Question 70: A 67-year-old man with type 2 diabetes and chronic kidney disease stage 3b (eGFR 38 mL/min/1.73m²) presents for cardiovascular risk assessment. He is currently taking metformin, ramipril, and atorvastatin 20 mg. His blood pressure is 134/78 mmHg. His lipid profile shows total cholesterol 4.8 mmol/L, LDL 2.6 mmol/L, HDL 1.1 mmol/L, non-HDL cholesterol 3.7 mmol/L. He achieved only a 32% reduction in non-HDL cholesterol from baseline.
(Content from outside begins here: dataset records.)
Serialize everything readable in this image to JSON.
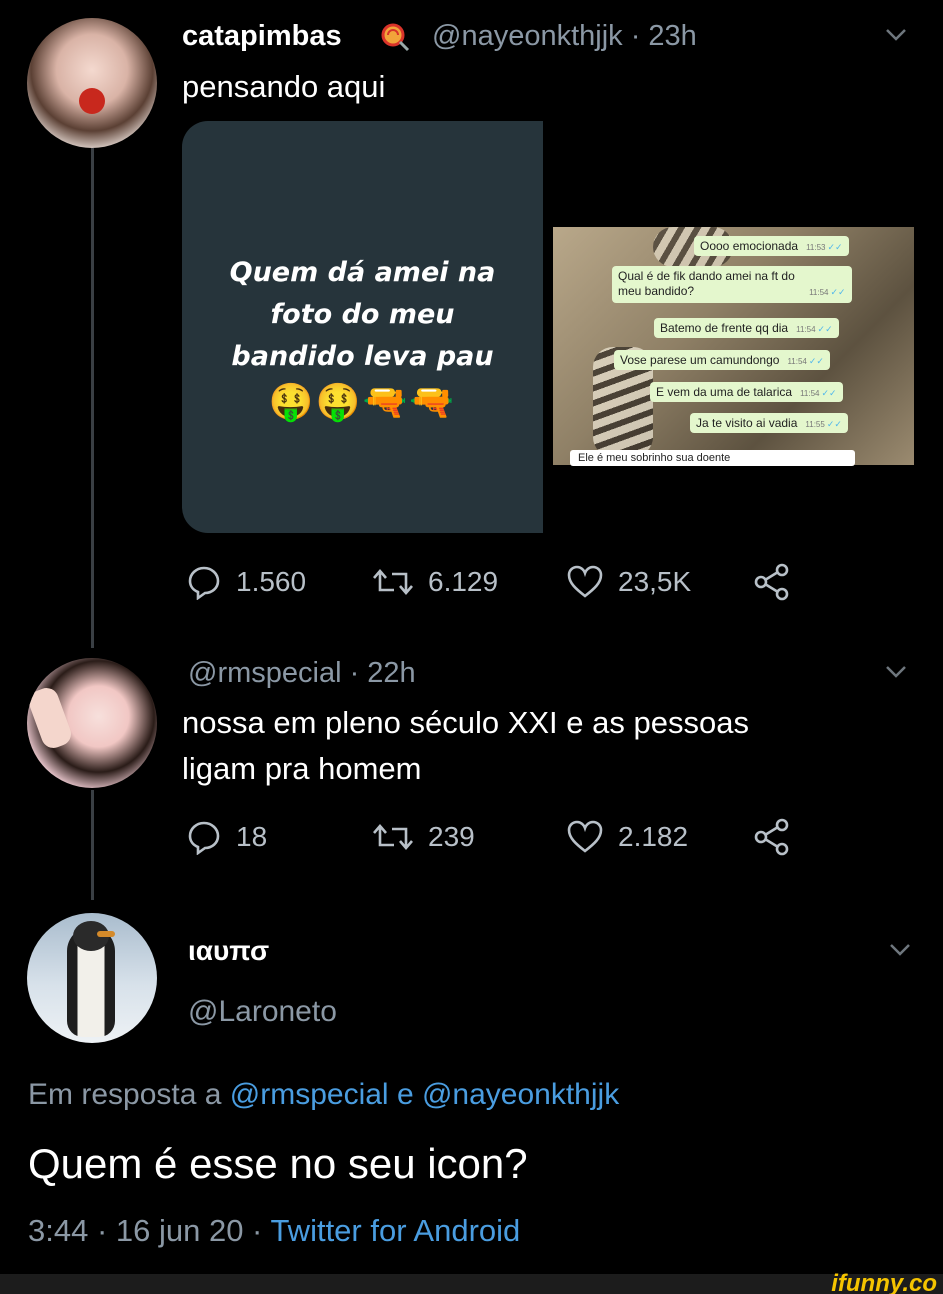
{
  "tweet1": {
    "name": "catapimbas",
    "handle_time": "@nayeonkthjjk · 23h",
    "text": "pensando aqui",
    "meme_lines": [
      "Quem dá amei na",
      "foto do meu",
      "bandido leva pau"
    ],
    "meme_emojis": "🤑🤑🔫🔫",
    "chat": {
      "messages": [
        {
          "text": "Oooo emocionada",
          "time": "11:53"
        },
        {
          "text": "Qual é de fik dando amei na ft do",
          "text2": "meu bandido?",
          "time": "11:54"
        },
        {
          "text": "Batemo de frente qq dia",
          "time": "11:54"
        },
        {
          "text": "Vose parese um camundongo",
          "time": "11:54"
        },
        {
          "text": "E vem da uma de talarica",
          "time": "11:54"
        },
        {
          "text": "Ja te visito ai vadia",
          "time": "11:55"
        }
      ],
      "cut_text": "Ele é meu sobrinho sua doente"
    },
    "replies": "1.560",
    "retweets": "6.129",
    "likes": "23,5K"
  },
  "tweet2": {
    "handle_time": "@rmspecial · 22h",
    "text_line1": "nossa em pleno século XXI e as pessoas",
    "text_line2": "ligam pra homem",
    "replies": "18",
    "retweets": "239",
    "likes": "2.182"
  },
  "tweet3": {
    "name": "ιαυπσ",
    "handle": "@Laroneto",
    "reply_prefix": "Em resposta a",
    "reply_user1": "@rmspecial",
    "reply_and": "e",
    "reply_user2": "@nayeonkthjjk",
    "text": "Quem é esse no seu icon?",
    "timestamp": "3:44 · 16 jun 20 ·",
    "source": "Twitter for Android"
  },
  "watermark": "ifunny.co",
  "colors": {
    "background": "#000000",
    "muted": "#8b98a5",
    "link": "#4a9de0",
    "card": "#26343b"
  }
}
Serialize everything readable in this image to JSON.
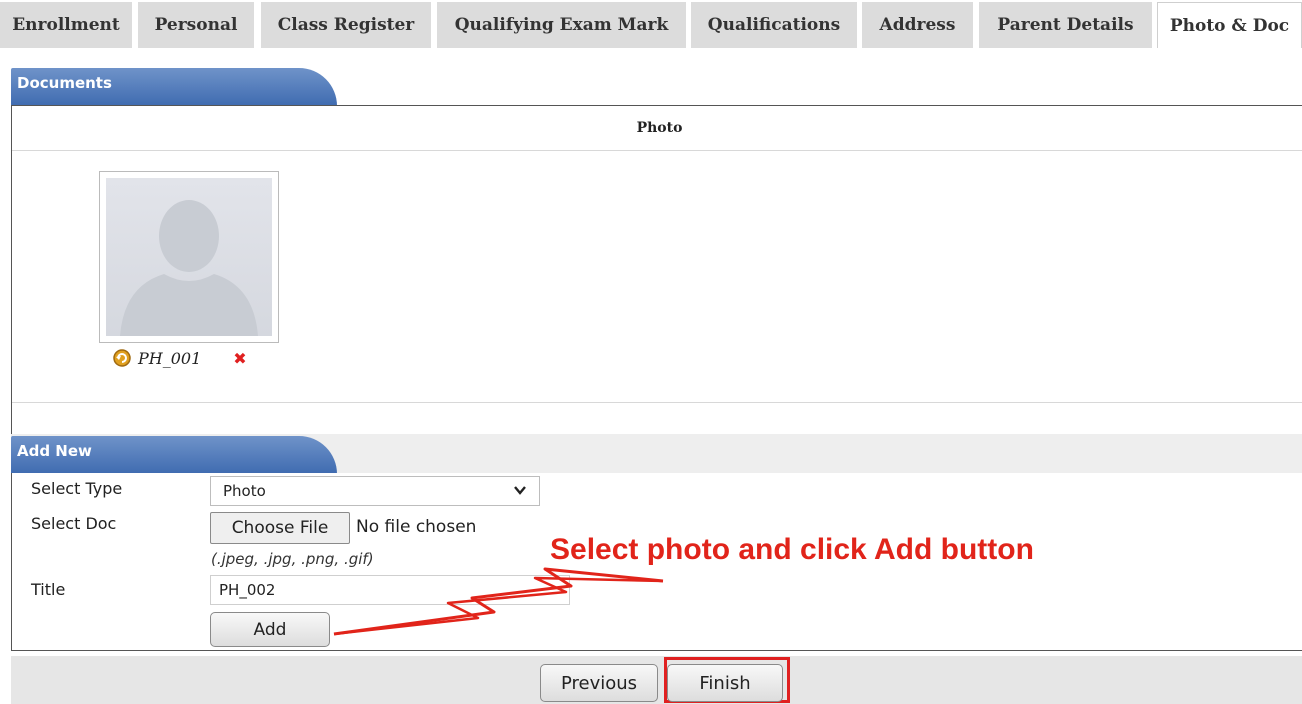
{
  "tabs": [
    {
      "label": "Enrollment"
    },
    {
      "label": "Personal"
    },
    {
      "label": "Class Register"
    },
    {
      "label": "Qualifying Exam Mark"
    },
    {
      "label": "Qualifications"
    },
    {
      "label": "Address"
    },
    {
      "label": "Parent Details"
    },
    {
      "label": "Photo & Doc",
      "active": true
    }
  ],
  "documents": {
    "section_title": "Documents",
    "column_header": "Photo",
    "photo": {
      "name": "PH_001",
      "delete_glyph": "✖",
      "icons": [
        "person-placeholder-icon",
        "replace-icon",
        "delete-icon"
      ]
    }
  },
  "add_new": {
    "section_title": "Add New",
    "type_label": "Select Type",
    "type_value": "Photo",
    "doc_label": "Select Doc",
    "file_button": "Choose File",
    "file_status": "No file chosen",
    "allowed_types": "(.jpeg, .jpg, .png, .gif)",
    "title_label": "Title",
    "title_value": "PH_002",
    "add_button": "Add"
  },
  "annotation": {
    "text": "Select photo and click Add button",
    "color": "#e1241a"
  },
  "footer": {
    "previous_button": "Previous",
    "finish_button": "Finish"
  },
  "colors": {
    "section_header": "#4a74b6",
    "tab_bg": "#dcdcdc",
    "highlight": "#e02020"
  }
}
What modification to his lipid-lowering therapy is most appropriate?
A. Add ezetimibe 10 mg once daily
B. Continue current dose of atorvastatin as target achieved
C. Increase atorvastatin to 40 mg once daily (Correct Answer)
D. Switch to rosuvastatin 20 mg once daily
E. Add fenofibrate 200 mg once daily
Explanation: ***Increase atorvastatin to 40 mg once daily***
- NICE guidelines recommend aiming for at least a **40% reduction in non-HDL cholesterol** for cardiovascular risk reduction; this patient has only achieved a **32% reduction**.
- Dose escalation of the current statin is the preferred first step before adding secondary agents, and **atorvastatin 40 mg** is safe in patients with **CKD stage 3b (eGFR 38)**.
*Add ezetimibe 10 mg once daily*
- This agent is typically reserved for patients who have already reached the **maximum tolerated dose** of a statin or are intolerant to statins.
- Since the patient is only on **20 mg atorvastatin**, there is room to increase the statin dose first to achieve the treatment target.
*Continue current dose of atorvastatin as target achieved*
- The non-HDL cholesterol reduction is currently **32%**, which falls short of the recommended target of **>40%** reduction from baseline.
- In patients with high cardiovascular risk factors like **CKD and diabetes**, achieving target lipid levels is crucial for secondary prevention outcomes.
*Switch to rosuvastatin 20 mg once daily*
- Switching statins is generally indicated only if the patient experiences **intolerable side effects** or fails to respond despite dose titration.
- **Rosuvastatin** requires careful dosing and dose limits in patients with **renal impairment**, whereas atorvastatin is better tolerated in chronic kidney disease.
*Add fenofibrate 200 mg once daily*
- Fenofibrates are primarily used for severe **hypertriglyceridaemia** and do not provide the same cardiovascular risk reduction as statins.
- Fibrates carry an increased risk of **myopathy** when combined with statins and require extreme caution or are contraindicated in **chronic kidney disease**.